SeRP analysis contains RiboParser modules for selective translatome / SeRP-style peak analysis and sequence-property summaries.

These commands are part of the main workflow because they are specialized downstream analyses built around RiboParser RPF density output, rather than general file-format helper scripts.

Modules

Section Command Purpose
4.9.1 serp_peak Detect enriched SeRP/IP peaks by comparing immunoprecipitation samples against control samples.
4.9.2 serp_overlap Compare significant peak regions between mock-IP and flag-IP peak tables.
4.9.3 serp_properties Calculate codon-usage and translated-protein properties from nucleotide FASTA sequences.

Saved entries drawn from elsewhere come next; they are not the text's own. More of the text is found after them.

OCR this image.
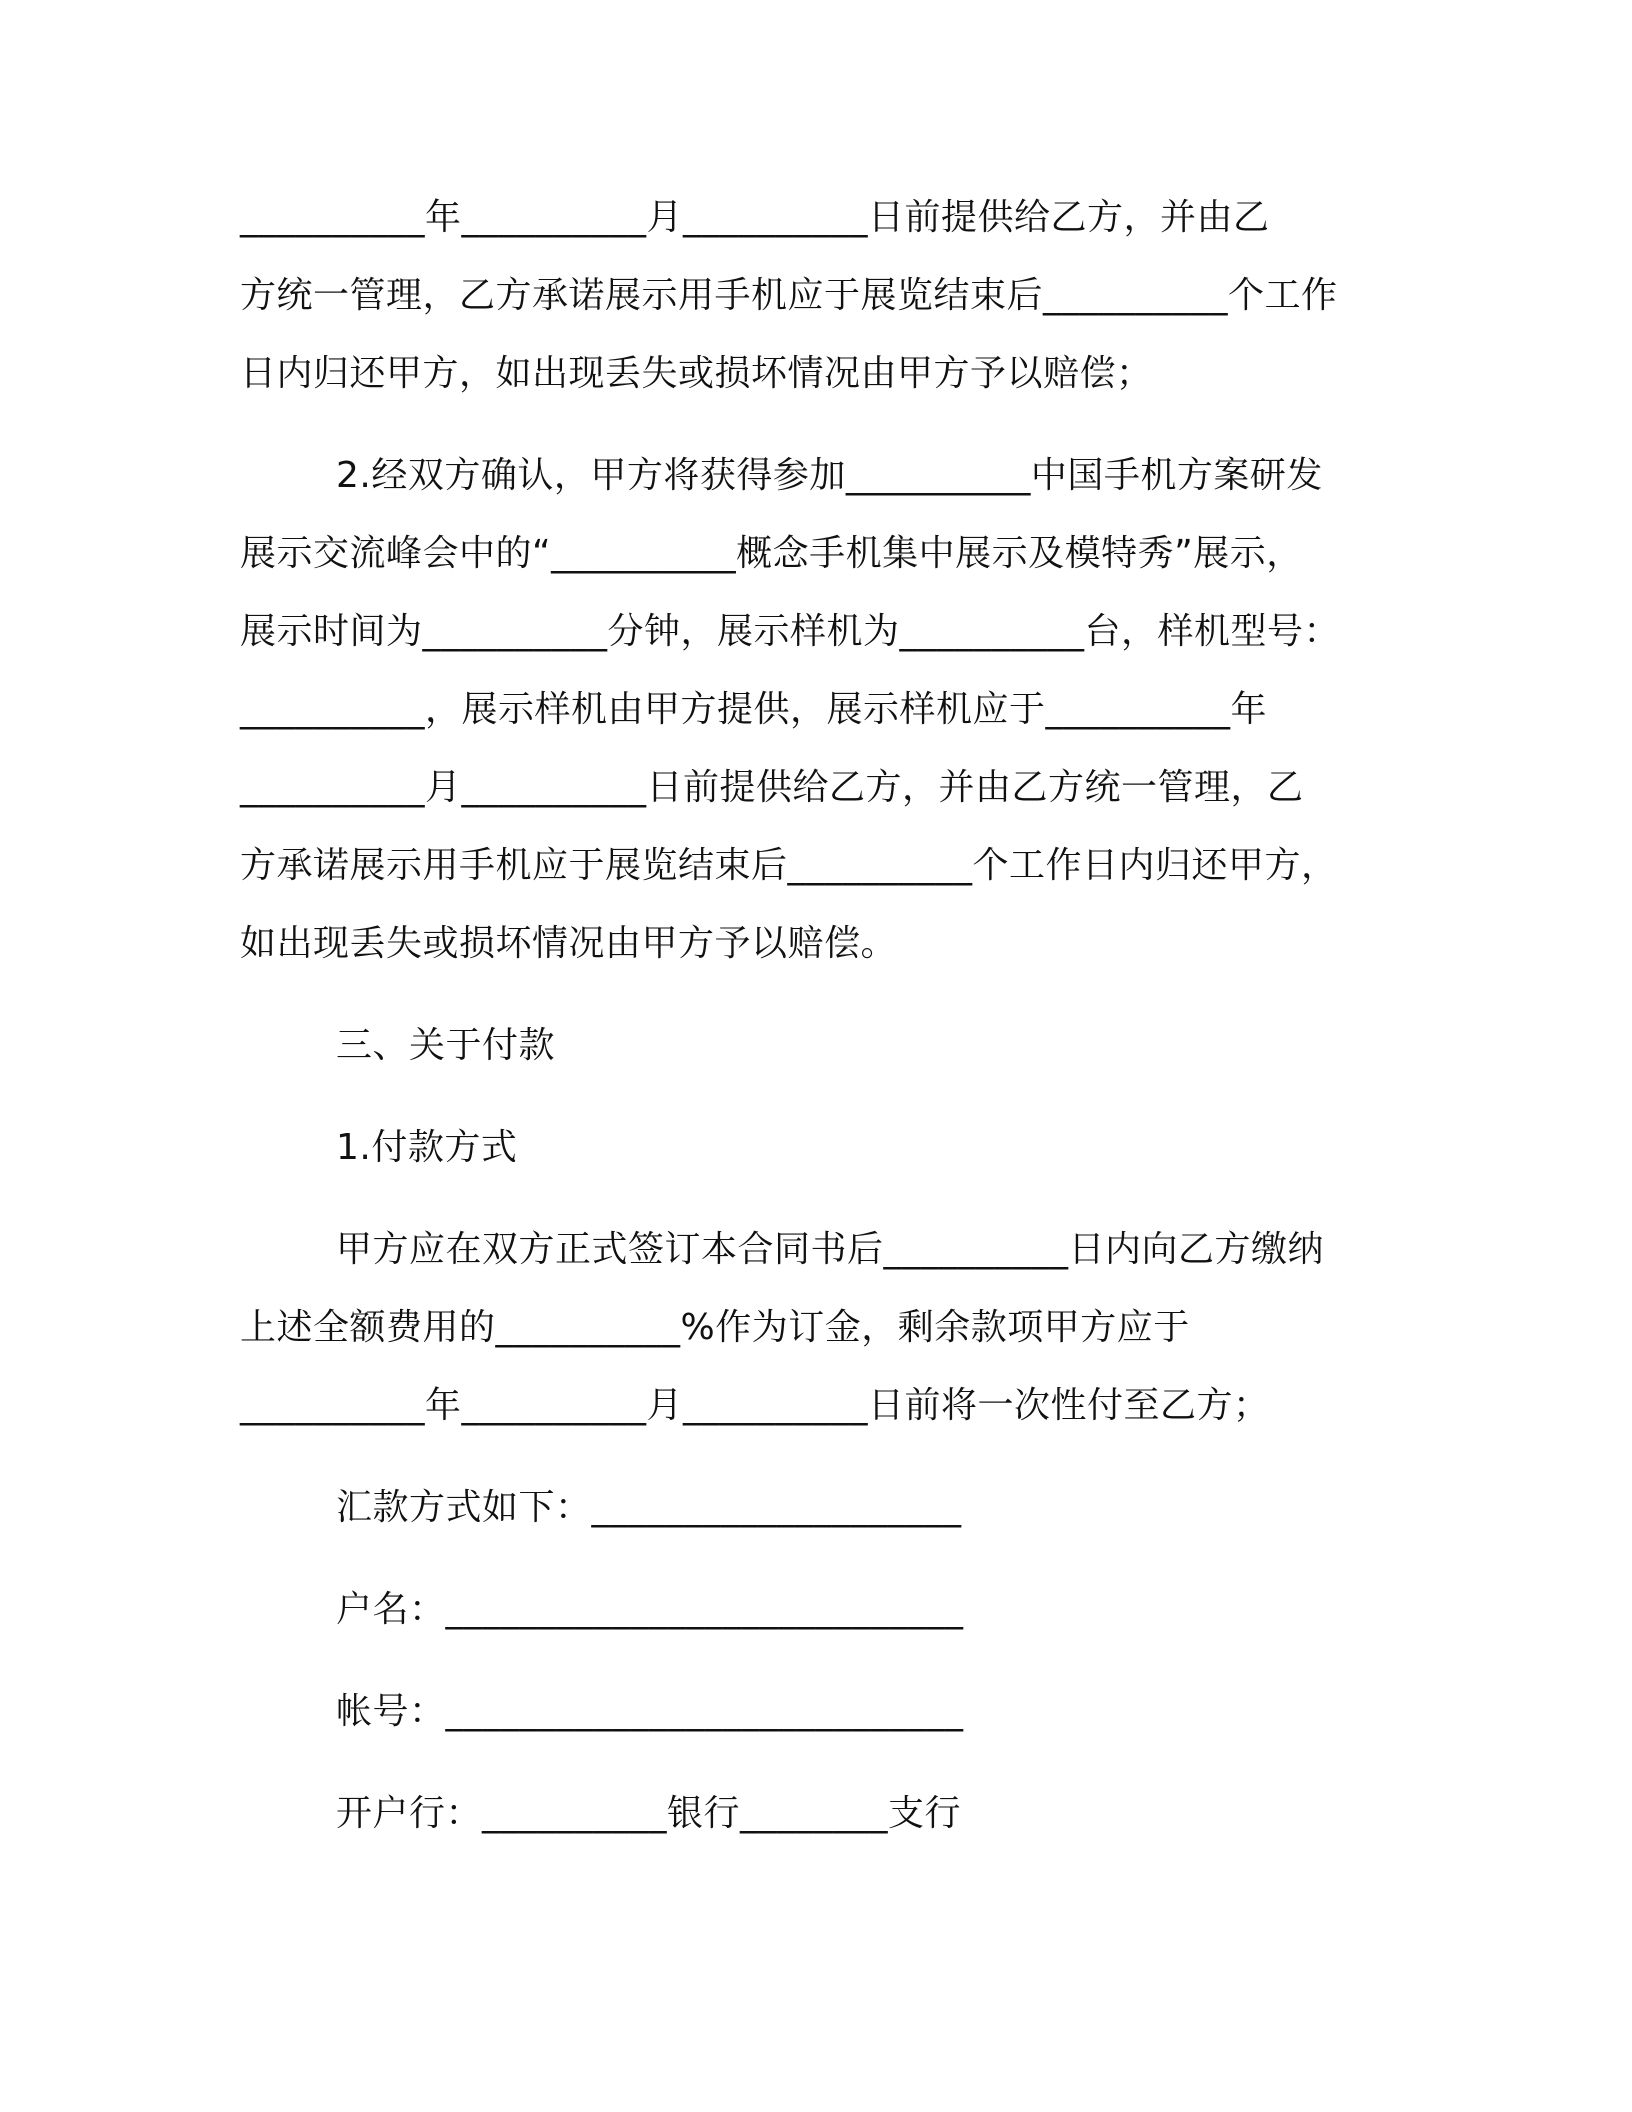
__________年__________月__________日前提供给乙方，并由乙

方统一管理，乙方承诺展示用手机应于展览结束后__________个工作

日内归还甲方，如出现丢失或损坏情况由甲方予以赔偿；

2.经双方确认，甲方将获得参加__________中国手机方案研发

展示交流峰会中的“__________概念手机集中展示及模特秀”展示，

展示时间为__________分钟，展示样机为__________台，样机型号：

__________，展示样机由甲方提供，展示样机应于__________年

__________月__________日前提供给乙方，并由乙方统一管理，乙

方承诺展示用手机应于展览结束后__________个工作日内归还甲方，

如出现丢失或损坏情况由甲方予以赔偿。

三、关于付款

1.付款方式

甲方应在双方正式签订本合同书后__________日内向乙方缴纳

上述全额费用的__________%作为订金，剩余款项甲方应于

__________年__________月__________日前将一次性付至乙方；

汇款方式如下：____________________

户名：____________________________

帐号：____________________________

开户行：__________银行________支行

A typical SeRP analysis is organized as follows:

  1. Run serp_peak on a merged RPF coverage table to detect enriched binding or collision regions.
  2. Run serp_overlap when you need to compare significant peaks between mock-IP and flag-IP experiments.
  3. Run serp_properties when you need codon-usage or translated-protein property summaries for CDS, ORF, or peak-associated sequences.

Input types

Different SeRP commands use different input files.

Command Main input
serp_peak RiboParser merged RPF coverage table with frame-specific sample columns.
serp_overlap Two peak tables generated by serp_peak or compatible peak tables with required columns.
serp_properties Nucleotide FASTA file containing coding sequences.

Notes

  • serp_peak expects sample names provided to --ck and --ip to match the sample prefixes in the merged RPF table.
  • serp_overlap is designed for comparing significant SeRP peak tables and uses the BHFDR column for significance filtering.
  • serp_properties is sequence based. It does not take a SeRP peak table directly; prepare or retrieve FASTA sequences first if you want to summarize peak-associated sequences.